Passage
You have looked for more, and behold it became less, and you brought it home, and I blowed it away: why, saith the Lord of hosts? because my house is desolate, and you make haste every man to his own house.
You have looked for more, and behold it became less, and you brought it home, and I blowed it away: why, saith the Lord of hosts? because my house is desolate, and you make haste every man to his own house.
Haggai 1:7 Thus saith the Lord of hosts: Set your hearts upon your ways:
Haggai 1:8 Go up to the mountain, bring timber, and build the house: and it shall be acceptable to me, and I shall be glorified, saith the Lord.
Haggai 1:9 You have looked for more, and behold it became less, and you brought it home, and I blowed it away: why, saith the Lord of hosts? because my house is desolate, and you make haste every man to his own house.
Haggai 1:10 Therefore the heavens over you were stayed from giving dew, and the earth was hindered from yielding her fruits:
Haggai 1:11 And I called for a drought upon the land, and upon the mountains, and upon the corn, and upon the wine, and upon the oil, and upon all that the ground bringeth forth, and upon men, and upon beasts, and upon all the labour of the hands.
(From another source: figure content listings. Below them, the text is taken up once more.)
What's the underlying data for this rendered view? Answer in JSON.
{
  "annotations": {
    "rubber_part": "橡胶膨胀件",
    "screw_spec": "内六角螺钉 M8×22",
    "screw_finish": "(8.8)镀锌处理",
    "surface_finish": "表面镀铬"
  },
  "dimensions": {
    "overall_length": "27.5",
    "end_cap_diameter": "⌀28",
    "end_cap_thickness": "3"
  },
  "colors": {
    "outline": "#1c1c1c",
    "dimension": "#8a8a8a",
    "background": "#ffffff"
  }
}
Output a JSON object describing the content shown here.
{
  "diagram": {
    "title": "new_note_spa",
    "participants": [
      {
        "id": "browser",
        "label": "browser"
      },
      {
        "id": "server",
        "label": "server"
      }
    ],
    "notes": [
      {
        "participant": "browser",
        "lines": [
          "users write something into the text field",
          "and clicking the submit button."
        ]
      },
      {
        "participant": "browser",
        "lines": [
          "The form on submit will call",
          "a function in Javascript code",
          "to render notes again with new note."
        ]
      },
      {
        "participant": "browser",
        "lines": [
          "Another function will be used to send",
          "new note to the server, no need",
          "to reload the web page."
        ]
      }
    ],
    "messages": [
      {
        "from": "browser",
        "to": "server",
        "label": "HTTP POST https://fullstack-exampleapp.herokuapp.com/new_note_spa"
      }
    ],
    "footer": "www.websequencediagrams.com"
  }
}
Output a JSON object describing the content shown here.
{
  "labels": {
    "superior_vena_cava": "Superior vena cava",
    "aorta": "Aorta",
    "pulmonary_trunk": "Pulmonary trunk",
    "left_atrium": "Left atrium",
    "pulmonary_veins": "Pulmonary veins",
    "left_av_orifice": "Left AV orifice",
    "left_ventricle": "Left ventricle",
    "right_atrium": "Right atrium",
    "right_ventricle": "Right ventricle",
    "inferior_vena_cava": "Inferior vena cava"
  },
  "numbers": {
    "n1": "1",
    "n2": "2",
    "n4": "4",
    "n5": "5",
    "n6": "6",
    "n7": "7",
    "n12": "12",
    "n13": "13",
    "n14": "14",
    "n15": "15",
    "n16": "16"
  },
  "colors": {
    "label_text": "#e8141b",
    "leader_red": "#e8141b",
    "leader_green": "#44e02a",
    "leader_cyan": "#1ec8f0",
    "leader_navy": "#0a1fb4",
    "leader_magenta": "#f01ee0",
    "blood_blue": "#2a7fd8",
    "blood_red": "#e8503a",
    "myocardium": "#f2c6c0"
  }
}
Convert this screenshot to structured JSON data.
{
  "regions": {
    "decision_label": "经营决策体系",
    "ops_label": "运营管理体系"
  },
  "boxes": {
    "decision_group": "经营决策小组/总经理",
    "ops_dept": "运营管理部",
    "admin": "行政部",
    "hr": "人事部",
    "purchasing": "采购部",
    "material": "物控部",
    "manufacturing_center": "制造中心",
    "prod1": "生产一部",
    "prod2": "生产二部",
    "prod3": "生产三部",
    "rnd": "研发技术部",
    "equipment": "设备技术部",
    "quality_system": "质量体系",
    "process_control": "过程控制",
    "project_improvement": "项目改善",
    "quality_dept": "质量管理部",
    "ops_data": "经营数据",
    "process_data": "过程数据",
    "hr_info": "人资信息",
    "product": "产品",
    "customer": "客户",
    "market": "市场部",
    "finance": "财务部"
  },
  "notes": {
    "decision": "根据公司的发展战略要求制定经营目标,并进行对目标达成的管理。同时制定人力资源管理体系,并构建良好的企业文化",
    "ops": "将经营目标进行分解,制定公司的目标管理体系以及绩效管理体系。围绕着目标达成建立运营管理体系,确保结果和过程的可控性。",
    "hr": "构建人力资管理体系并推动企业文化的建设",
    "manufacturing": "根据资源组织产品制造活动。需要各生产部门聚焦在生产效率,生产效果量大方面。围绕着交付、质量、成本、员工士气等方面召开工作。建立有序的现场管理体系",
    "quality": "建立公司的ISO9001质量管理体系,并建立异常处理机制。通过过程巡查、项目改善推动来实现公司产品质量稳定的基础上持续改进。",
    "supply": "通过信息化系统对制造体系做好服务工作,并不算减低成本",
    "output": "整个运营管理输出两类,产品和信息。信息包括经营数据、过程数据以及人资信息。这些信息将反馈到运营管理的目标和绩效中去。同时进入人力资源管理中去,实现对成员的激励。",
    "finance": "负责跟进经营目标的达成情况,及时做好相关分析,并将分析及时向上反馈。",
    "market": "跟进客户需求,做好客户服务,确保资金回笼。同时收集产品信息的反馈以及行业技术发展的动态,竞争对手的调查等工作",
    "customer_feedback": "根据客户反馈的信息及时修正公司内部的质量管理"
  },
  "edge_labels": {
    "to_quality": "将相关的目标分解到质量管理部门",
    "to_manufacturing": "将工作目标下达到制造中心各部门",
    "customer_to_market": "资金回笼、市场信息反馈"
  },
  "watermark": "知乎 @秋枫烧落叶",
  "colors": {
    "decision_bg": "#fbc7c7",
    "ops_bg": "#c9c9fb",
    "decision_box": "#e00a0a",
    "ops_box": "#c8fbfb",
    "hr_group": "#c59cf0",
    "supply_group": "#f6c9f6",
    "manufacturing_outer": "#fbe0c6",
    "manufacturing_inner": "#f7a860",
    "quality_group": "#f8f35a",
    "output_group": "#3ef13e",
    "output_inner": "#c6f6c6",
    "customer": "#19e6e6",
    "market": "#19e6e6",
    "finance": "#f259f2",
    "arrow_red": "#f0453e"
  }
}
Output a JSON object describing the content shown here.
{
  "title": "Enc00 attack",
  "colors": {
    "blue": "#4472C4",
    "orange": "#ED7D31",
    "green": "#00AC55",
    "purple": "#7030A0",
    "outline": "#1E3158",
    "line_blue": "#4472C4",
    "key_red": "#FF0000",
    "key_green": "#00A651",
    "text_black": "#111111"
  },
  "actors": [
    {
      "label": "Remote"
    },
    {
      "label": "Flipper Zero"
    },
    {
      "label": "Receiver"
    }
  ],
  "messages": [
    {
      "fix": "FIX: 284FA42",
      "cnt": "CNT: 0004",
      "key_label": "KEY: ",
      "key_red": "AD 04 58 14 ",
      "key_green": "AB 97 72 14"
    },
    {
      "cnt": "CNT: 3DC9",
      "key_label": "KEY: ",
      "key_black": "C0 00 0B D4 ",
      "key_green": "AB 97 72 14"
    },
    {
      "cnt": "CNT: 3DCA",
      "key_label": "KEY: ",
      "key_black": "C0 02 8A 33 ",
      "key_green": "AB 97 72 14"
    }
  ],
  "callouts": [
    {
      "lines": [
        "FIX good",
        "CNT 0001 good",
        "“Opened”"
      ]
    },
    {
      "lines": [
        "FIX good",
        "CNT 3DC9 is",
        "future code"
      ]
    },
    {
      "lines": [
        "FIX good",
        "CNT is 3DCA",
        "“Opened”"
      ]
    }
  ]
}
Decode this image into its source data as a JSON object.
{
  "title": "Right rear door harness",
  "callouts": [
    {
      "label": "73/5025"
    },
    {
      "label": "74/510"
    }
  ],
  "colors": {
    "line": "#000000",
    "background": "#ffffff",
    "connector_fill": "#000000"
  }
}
The verse centers on "looked", "behold", "became", "less", "brought", "home", "blowed", and "away". It is saying that the verse draws attention to "looked" and "behold", so its meaning should be read from those terms before moving to application.
The nearby context moves from verse 8's "Go up to the mountain bring timber..." into verse 10's "Therefore the heavens over you were stayed...", so "looked" and "behold" belong inside that flow. In Haggai context, the local focus is covenant, worship, and faithfulness.
A plain takeaway is to answer the verse's own emphasis on "looked" and "behold" with trust shaped by these words, not by a vague optimism outside the passage.